E comandò... queste raccomandazioni sono un po' il fondamento, la base di ogni forma di collaborazione dell'uomo con Dio. In sostanza il missionario deve poter esprimere nella sua vita quotidiana la fiducia nella Divina Provvidenza (...non prendessero...), che non abbandona chi si mette al suo servizio. Di questa fiducia nella Divina Provvidenza sono testimoni i grandi santi che noi invochiamo come nostri intercessori (es. S. Francesco d'Assisi, S. Francesco da Paola, S. Rocco, S. Pio etc). Inoltre un'altra tentazione da evitare è la ricchezza: sostituire il Dio Trino con il Dio quattrino è una tentazione che sta accovacciata sempre nella nostra vita.

Il missionario deve usare il denaro, ma non deve trattenerlo... altrimenti ciò diventa motivo di preoccupazione e di schiavitù e di distrazione dall'impegno assunto con il Signore.

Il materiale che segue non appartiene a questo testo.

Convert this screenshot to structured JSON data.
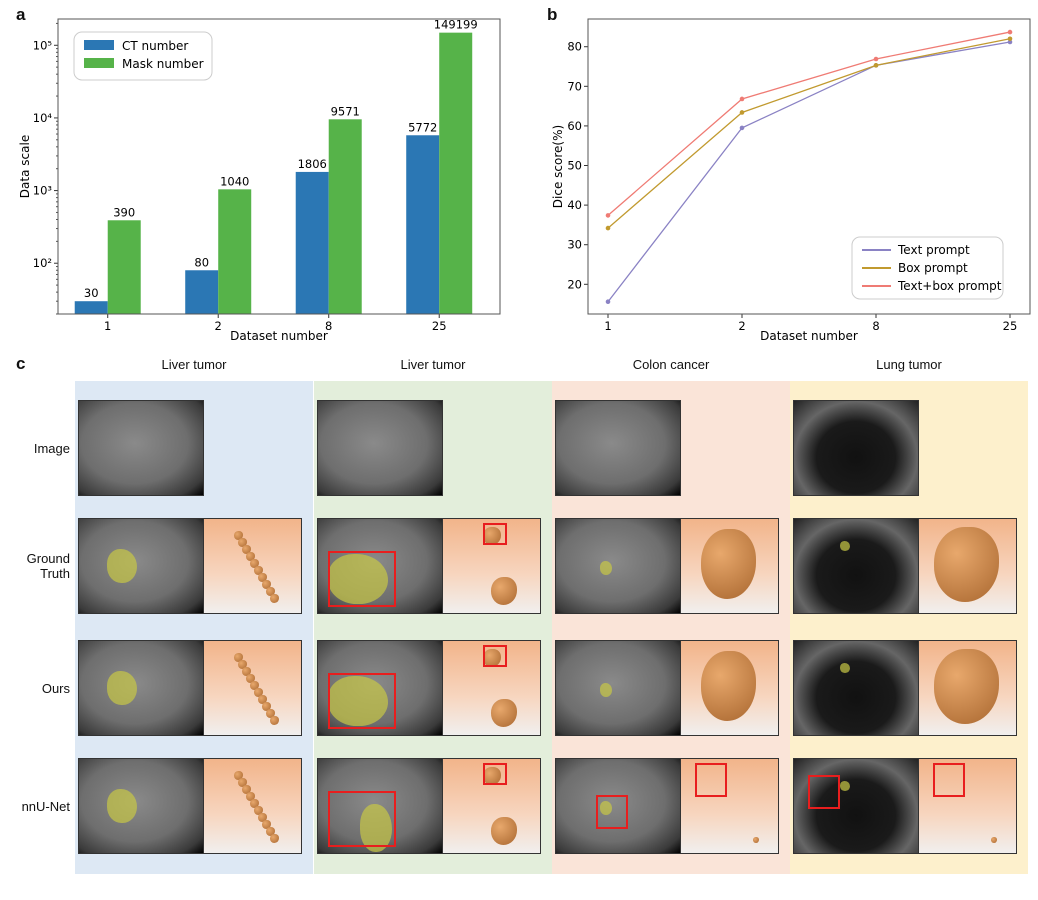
{
  "panels": {
    "a": "a",
    "b": "b",
    "c": "c"
  },
  "colors": {
    "ct": "#2b77b4",
    "mask": "#56b349",
    "text": "#8a82c4",
    "box": "#c19a2f",
    "textbox": "#ef7b74"
  },
  "chart_data": [
    {
      "type": "bar",
      "categories": [
        "1",
        "2",
        "8",
        "25"
      ],
      "xlabel": "Dataset number",
      "ylabel": "Data scale",
      "yscale": "log",
      "ylim": [
        20,
        230000
      ],
      "yticks": [
        "10²",
        "10³",
        "10⁴",
        "10⁵"
      ],
      "legend": "top-left",
      "series": [
        {
          "name": "CT number",
          "values": [
            30,
            80,
            1806,
            5772
          ],
          "labels": [
            "30",
            "80",
            "1806",
            "5772"
          ]
        },
        {
          "name": "Mask number",
          "values": [
            390,
            1040,
            9571,
            149199
          ],
          "labels": [
            "390",
            "1040",
            "9571",
            "149199"
          ]
        }
      ]
    },
    {
      "type": "line",
      "categories": [
        "1",
        "2",
        "8",
        "25"
      ],
      "xlabel": "Dataset number",
      "ylabel": "Dice score(%)",
      "ylim": [
        12.5,
        87
      ],
      "yticks": [
        "20",
        "30",
        "40",
        "50",
        "60",
        "70",
        "80"
      ],
      "legend": "bottom-right",
      "series": [
        {
          "name": "Text prompt",
          "values": [
            15.6,
            59.5,
            75.3,
            81.2
          ]
        },
        {
          "name": "Box prompt",
          "values": [
            34.2,
            63.4,
            75.3,
            82.0
          ]
        },
        {
          "name": "Text+box prompt",
          "values": [
            37.4,
            66.8,
            76.9,
            83.7
          ]
        }
      ]
    }
  ],
  "gallery": {
    "rows": [
      "Image",
      "Ground\nTruth",
      "Ours",
      "nnU-Net"
    ],
    "columns": [
      {
        "title": "Liver tumor",
        "bg": "#dde8f4"
      },
      {
        "title": "Liver tumor",
        "bg": "#e3eedb"
      },
      {
        "title": "Colon cancer",
        "bg": "#fae4d8"
      },
      {
        "title": "Lung tumor",
        "bg": "#fdf0cc"
      }
    ]
  }
}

Bisogna vivere una vita dignitosa, ma non bisogna omologarsi ai ritmi e ai canoni di un mondo "capitalista". I soldi servono non per essere trattenuti, ma devono essere un ponte per aiutare chi è effettivamente nel bisogno e nella necessità. La ricchezza non rende credibile nessuno... a maggior ragione un annunciatore del vangelo. Una riscoperta della povertà, come una saggia gestione di beni, deve essere un obiettivo della nostra esistenza. La ricchezza crea inevitabilmente squilibrio all'interno di una società e soprattutto nella vita. L'evangelista ci suggerisce che un'esistenza sovraccarica di pensieri "inutili" affatica e non rende felice nessuno... nemmeno chi apparentemente felice è.

Dovunque entriate in una casa... forse l'evangelista ci sta dicendo che la pastorale familiare deve essere anteposta a tutto. Il posto privilegiato della formazione cristiana, dopo la chiesa, deve essere la casa. Colui che annuncia il vangelo deve fare il proprio ingresso nella casa, perché questa diventi piccola chiesa domenstica e luogo della presenza di Dio. Anche in questo caso una riscoperta della pastorale familiare non fa male... ma non bisogna fraintendere pastorale familiare con una serie di sacramentali a cui si è abituati. La pastorale familiare è un impegno a fare delle scelte cristiane concrete e serie che spesso stridono con tutto ciò che ci circonda, ma che trovano il loro habitat e fondamento nel vangelo e nel desiderio di stare con Gesù. Anche in questo bisogna iniziare dall'ABC della fede (es. preghiera, rispetto, dialogo etc.).